By comparison, 2020 saw around 30% of bugs exploited within one week, and 32% were turned into exploits in under two weeks.
Caitlin Condon, vulnerability research manager at Rapid7 and co-author of the report, said that the sharp rise in zero-day attacks is particularly concerning as it means administrators are more likely than ever to be served with exploits and attacks with no warning.
"Arguably more alarming than the decrease in time to known exploitation by itself is the fact that more than half of the vulnerabilities in our widespread threat category began with a zero-day exploit," Condon told SearchSecurity. "That's a major change from the previous year, where only one of the vulnerabilities in our widespread threat category arose from a zero-day exploit."
The decrease in exploit time was one of multiple findings from the report that should concern network defenders.

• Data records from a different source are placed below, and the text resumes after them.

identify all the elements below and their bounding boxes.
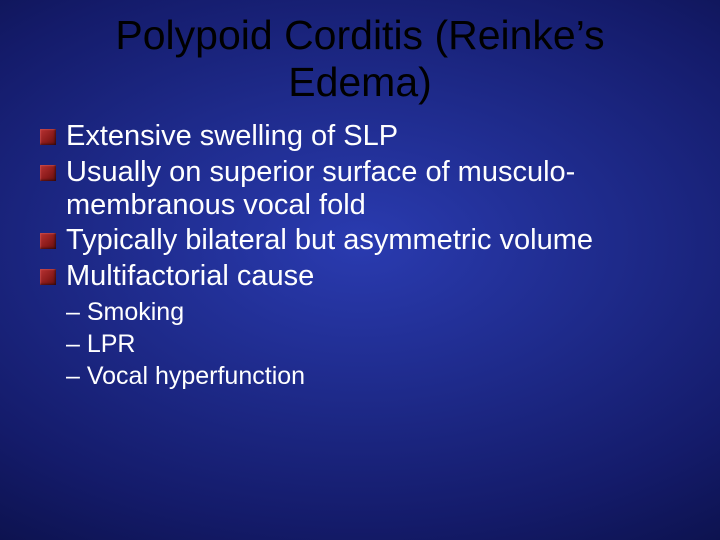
slide: Polypoid Corditis (Reinke’s Edema) Exten… (0, 0, 720, 540)
bullet-item: Usually on superior surface of musculo-m… (38, 156, 682, 223)
bullet-item: Typically bilateral but asymmetric volum… (38, 224, 682, 257)
sub-bullet-item: – Vocal hyperfunction (66, 361, 682, 391)
slide-content: Extensive swelling of SLP Usually on sup… (0, 114, 720, 391)
bullet-item: Extensive swelling of SLP (38, 120, 682, 153)
main-bullet-list: Extensive swelling of SLP Usually on sup… (38, 120, 682, 293)
bullet-item: Multifactorial cause (38, 260, 682, 293)
sub-bullet-list: – Smoking – LPR – Vocal hyperfunction (38, 297, 682, 391)
sub-bullet-item: – LPR (66, 329, 682, 359)
sub-bullet-item: – Smoking (66, 297, 682, 327)
slide-title: Polypoid Corditis (Reinke’s Edema) (0, 0, 720, 114)
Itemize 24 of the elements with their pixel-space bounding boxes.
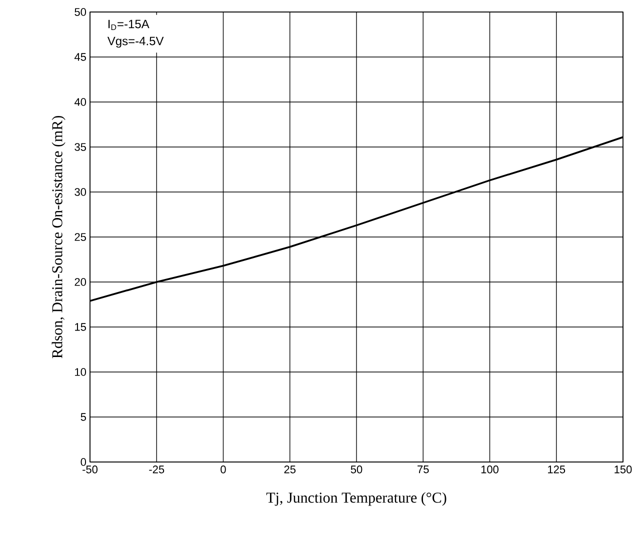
y-tick-label: 40 (74, 98, 86, 106)
x-tick-label: 0 (220, 466, 226, 474)
annotation: Vgs=-4.5V (107, 36, 164, 48)
x-tick-label: 150 (614, 466, 632, 474)
y-tick-label: 15 (75, 323, 86, 331)
x-tick-label: 125 (548, 466, 566, 474)
y-axis-title: Rdson, Drain-Source On-esistance (mR) (52, 116, 66, 358)
x-tick-label: -25 (149, 466, 164, 474)
y-tick-label: 50 (74, 8, 86, 16)
x-tick-label: 75 (418, 466, 429, 474)
x-tick-label: 50 (350, 466, 362, 474)
x-tick-label: 25 (284, 466, 296, 474)
x-tick-label: -50 (82, 466, 98, 474)
y-tick-label: 25 (74, 233, 86, 241)
y-tick-label: 30 (74, 188, 86, 196)
y-tick-label: 35 (74, 143, 86, 151)
y-tick-label: 10 (75, 368, 86, 376)
y-tick-label: 20 (74, 278, 86, 286)
x-tick-label: 100 (481, 466, 498, 474)
x-axis-title: Tj, Junction Temperature (°C) (266, 492, 446, 506)
annotation: I$_{D}$=-15A (108, 20, 150, 30)
y-tick-label: 45 (74, 53, 86, 61)
y-tick-label: 0 (80, 458, 86, 466)
y-tick-label: 5 (80, 413, 86, 421)
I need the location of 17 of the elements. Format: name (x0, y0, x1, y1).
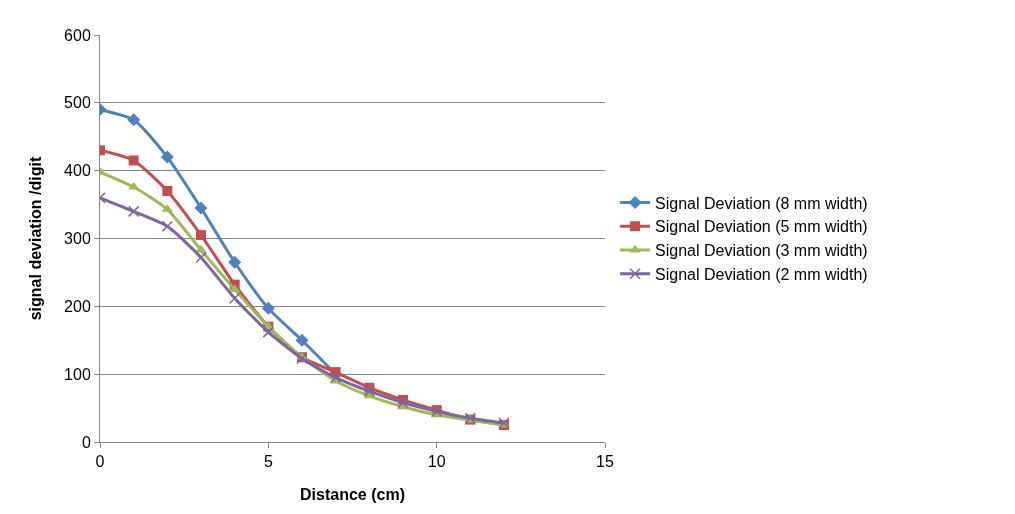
y-tick-label: 600 (64, 26, 91, 44)
legend-label: Signal Deviation (5 mm width) (655, 218, 868, 236)
x-tick-label: 5 (263, 453, 273, 471)
x-tick-label: 15 (596, 453, 614, 471)
x-tick-label: 10 (427, 453, 446, 471)
x-axis-title: Distance (cm) (300, 486, 405, 503)
y-axis-title: signal deviation /digit (27, 156, 44, 321)
legend-label: Signal Deviation (2 mm width) (655, 266, 868, 284)
y-tick-label: 0 (81, 433, 91, 451)
y-tick-label: 500 (64, 94, 91, 112)
y-tick-label: 100 (64, 365, 91, 383)
legend-label: Signal Deviation (3 mm width) (655, 242, 868, 260)
y-tick-label: 400 (64, 162, 91, 180)
legend-label: Signal Deviation (8 mm width) (655, 194, 868, 212)
y-tick-label: 300 (64, 230, 91, 248)
y-tick-label: 200 (64, 297, 91, 315)
x-tick-label: 0 (95, 453, 105, 471)
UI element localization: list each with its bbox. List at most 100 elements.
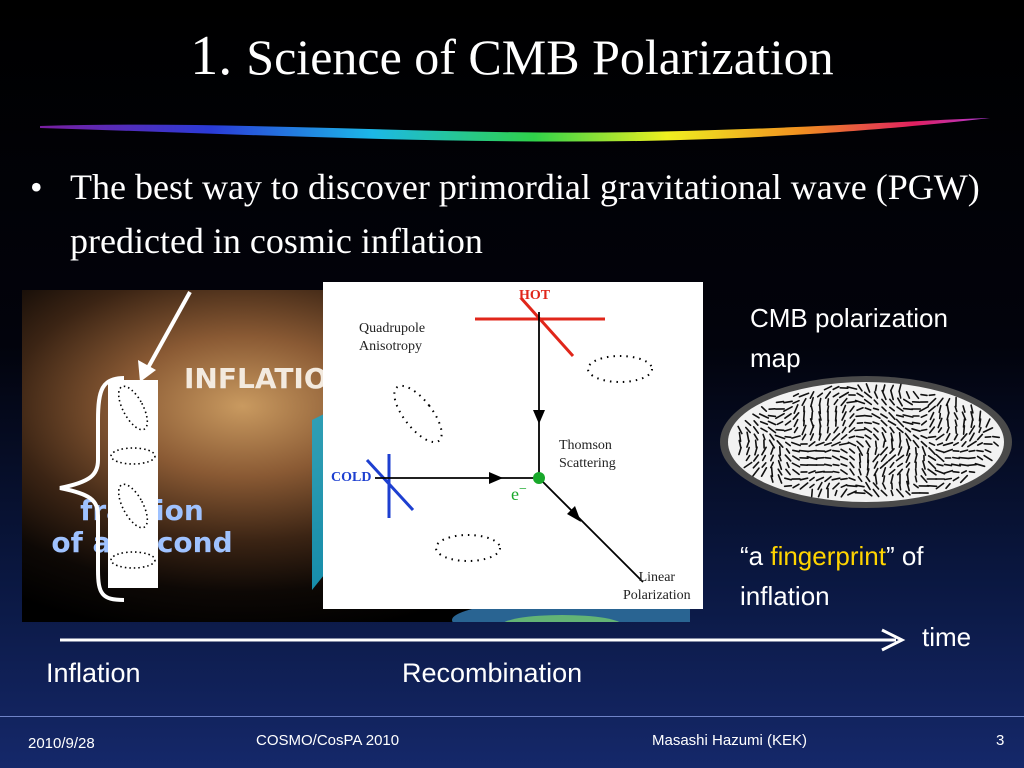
polarization-tick — [991, 435, 1001, 439]
polarization-tick — [890, 384, 894, 392]
polarization-tick — [902, 414, 914, 418]
polarization-tick — [889, 398, 895, 406]
polarization-tick — [936, 442, 944, 446]
polarization-tick — [754, 439, 758, 449]
polarization-tick — [920, 413, 928, 419]
polarization-tick — [888, 468, 896, 476]
polarization-tick — [793, 418, 799, 428]
polarization-tick — [943, 477, 953, 481]
polarization-tick — [823, 463, 833, 467]
polarization-tick — [810, 411, 814, 421]
polarization-tick — [881, 482, 887, 490]
polarization-tick — [849, 413, 855, 419]
polarization-tick — [952, 476, 960, 482]
polarization-tick — [863, 414, 873, 418]
polarization-tick — [937, 417, 943, 429]
polarization-tick — [966, 463, 978, 467]
polarization-tick — [838, 391, 850, 399]
polarization-tick — [880, 489, 888, 497]
polarization-tick — [808, 470, 816, 474]
quadrupole-label: Quadrupole Anisotropy — [359, 320, 425, 356]
polarization-tick — [959, 463, 969, 467]
polarization-tick — [760, 467, 768, 477]
polarization-tick — [793, 426, 799, 434]
polarization-tick — [921, 446, 927, 456]
polarization-tick — [976, 449, 984, 453]
bullet-dot: • — [30, 167, 43, 207]
polarization-tick — [914, 453, 918, 463]
polarization-tick — [863, 426, 873, 434]
polarization-tick — [895, 414, 905, 418]
linear-line1: Linear — [638, 570, 676, 585]
polarization-tick — [824, 475, 832, 483]
time-label: time — [922, 622, 972, 652]
polarization-tick — [942, 441, 954, 447]
linear-polarization-label: Linear Polarization — [623, 569, 691, 605]
polarization-tick — [905, 452, 911, 464]
polarization-tick — [880, 453, 888, 463]
polarization-ellipse-strip — [108, 380, 158, 588]
polarization-tick — [906, 445, 910, 457]
electron-symbol: e — [511, 484, 519, 504]
polarization-tick — [834, 489, 838, 497]
polarization-tick — [898, 391, 902, 399]
polarization-tick — [801, 397, 807, 407]
polarization-tick — [777, 468, 783, 476]
polarization-tick — [832, 385, 840, 391]
polarization-tick — [824, 449, 832, 453]
polarization-tick — [929, 418, 935, 428]
polarization-tick — [791, 462, 801, 468]
quadrupole-line2: Anisotropy — [359, 339, 422, 354]
polarization-tick — [809, 483, 815, 489]
polarization-tick — [926, 484, 938, 488]
polarization-tick — [774, 434, 786, 440]
polarization-tick — [848, 448, 856, 454]
polarization-tick — [903, 398, 913, 406]
polarization-tick — [982, 427, 994, 433]
polarization-tick — [960, 470, 968, 474]
polarization-tick — [872, 407, 880, 411]
polarization-tick — [759, 420, 769, 426]
polarization-tick — [745, 454, 751, 462]
polarization-tick — [784, 412, 792, 420]
hot-label: HOT — [519, 288, 551, 303]
thomson-label: Thomson Scattering — [559, 437, 616, 473]
polarization-tick — [855, 484, 865, 488]
polarization-tick — [838, 442, 850, 446]
polarization-tick — [784, 420, 792, 426]
polarization-tick — [826, 426, 830, 434]
polarization-tick — [890, 489, 894, 497]
polarization-tick — [942, 469, 954, 475]
polarization-tick — [889, 406, 895, 412]
polarization-tick — [760, 405, 768, 413]
polarization-tick — [855, 435, 865, 439]
polarization-tick — [928, 442, 936, 446]
polarization-tick — [954, 405, 958, 413]
polarization-tick — [927, 468, 937, 476]
footer-divider — [0, 716, 1024, 717]
cmb-map-label: CMB polarization map — [750, 298, 948, 378]
fingerprint-line2: inflation — [740, 581, 830, 611]
polarization-tick — [854, 428, 866, 432]
polarization-tick — [785, 441, 791, 447]
polarization-tick — [752, 413, 760, 419]
polarization-tick — [778, 446, 782, 456]
polarization-tick — [866, 459, 870, 471]
polarization-tick — [846, 484, 858, 488]
polarization-tick — [776, 420, 784, 426]
polarization-tick — [890, 438, 894, 450]
polarization-tick — [978, 418, 982, 428]
epoch-inflation: Inflation — [46, 658, 141, 688]
polarization-tick — [874, 384, 878, 392]
polarization-tick — [824, 456, 832, 460]
polarization-tick — [950, 463, 962, 467]
polarization-tick — [935, 448, 945, 454]
polarization-tick — [920, 393, 928, 397]
polarization-tick — [889, 461, 895, 469]
polarization-tick — [752, 467, 760, 477]
polarization-tick — [833, 426, 839, 434]
polarization-tick — [864, 407, 872, 411]
polarization-tick — [920, 475, 928, 483]
footer-author: Masashi Hazumi (KEK) — [652, 732, 808, 749]
polarization-tick — [832, 463, 840, 467]
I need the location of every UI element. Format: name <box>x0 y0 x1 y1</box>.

In addition to the lower exploit time, the team noticed that code injection attacks, ransomware heists and attacks on open source libraries as part of supply chain attacks were all on the rise over the calendar year.
In addition, the rise in attacks came as many companies were operating with fewer staff than previous years.
"The threat landscape in 2021 brought historical security lessons to bear in novel, pressing ways even as the lingering pall of the COVID-19 pandemic drove staffing and budget constraints across organizations of all sizes," Rapid7 said in its report.
"A rise in attack complexity as well as severity further compounded the challenges security teams faced in 2021."